His first thought was, what a fool he was for not having driven Davies to the wall, and settled the matter with the high hand of the law at once. His next, what could bring him to Paris? He was there for something. To see possibly the family of Lebas, and collect and dovetail pieces of evidence, after his detective practice, a process which would be sure to conduct him to the Baron Vanboeren! Was this story of the boot and the tracing of the bloodstained foot-print true? Had this scoundrel reserved the strongest part of his case for this new extortion? Was his trouble to be never ending? If this accursed ferret were once to get into his warren, what power could unearth him, till the mischief was done?

His eye caught again the words, on which, in the expressive phrase which Mr. Davies would have used, his “sight spred” as he held the letter before his eyes —“Mister Loncluse, i do not want to have your life.” He ground his teeth, shook his fist in the air, and stamped on the floor with fury, at the thought that a brutal detective, not able to spell two words, and trained for such game as London thieves and burglars, should dare to hold such language to a man of thought and skill, altogether so masterly as he! That he should be outwitted by that clumsy scoundrel!

Well, it was now to begin all over again. It should all go right this time. He thought again for a moment, and then sat down and wrote, commencing with the date and address —

“PAUL DAVIES,

“I have just received your note, which states that you have succeeded in obtaining some additional information, which you think may lead to the conviction of the murderer of M. Lebas, in the Saloon Tavern. I shall be most happy to pay handsomely any expense of any kind you may be put to in that matter. It is, indeed, no more than I had already undertaken. I am glad to learn that you have also written on the subject to Mr. David Arden, who feels entirely with me. I shall take an early opportunity of seeing him. Persist in your laudable exertions, and I shall not shrink from rewarding you handsomely.

“Yours,

“WALTER LONGCLUSE.”

He addressed the letter carefully, and went himself and put it in the post-office.

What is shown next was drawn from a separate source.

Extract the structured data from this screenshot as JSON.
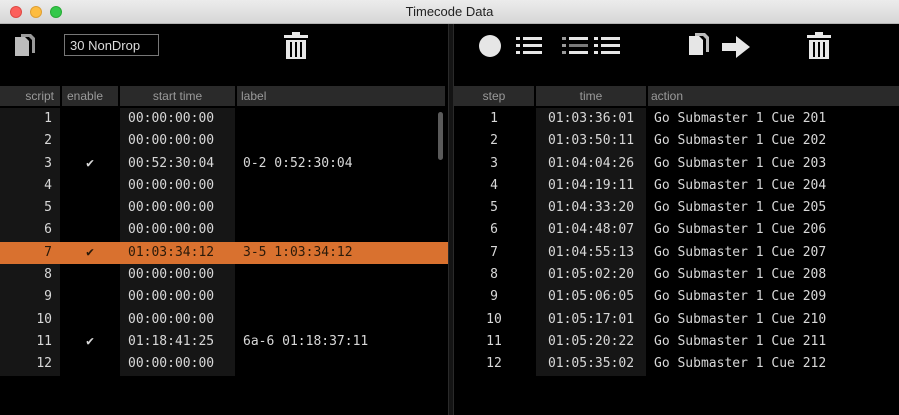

By this time Sir Richard Arden was awaiting him at home in his drawing-room, and as he walked homeward, under the lamps, in inward pain, one might have moralised with Peter Pindar —

“These fleas have other fleas to bite ’em

And so on ad infinitum.”

The secret tyrant had in his turn found a secret tyrant, not less cruel perhaps, but more ignoble.

“You made your visit?” asked Mr. Longcluse.

“Yes.”

“Anything to report?”

“Absolutely nothing.”

A silence followed.

“Where is Mr. Arden, your uncle?”

“In Scotland.”

“How soon does he return?”

“He will not be in town till spring, I believe; he is going abroad, but he passes through Southampton on his way to the Continent, on Friday next.”

“And makes some little stay there?”

“I think he stays one night.”

“Then I’ll go down and see him, and you shall come with me.”

Sir Richard stared.

“Yes, and you had better not put your foot in it; and clear your head of all notion of running away,” he said, fixing his fiery eyes on Sir Richard, with a sudden ferocity that made him fancy that his secret thoughts had revealed themselves under that piercing gaze. “It is not easy to levant now-a-days, unless one has swifter wings than the wires can carry news with; and if you are false, what more do I need than to blast you? and with your name in the Hue-and-Cry, and a thousand pounds reward for the apprehension of Sir Richard Arden, Baronet, for forgery, I don’t see much more that infamy can do for you.”

A dark flush crossed Arden’s face as he rose.

“Not a word now,” cried Longcluse harshly, extending his hand quickly towards him; “I may do that which can’t be undone.”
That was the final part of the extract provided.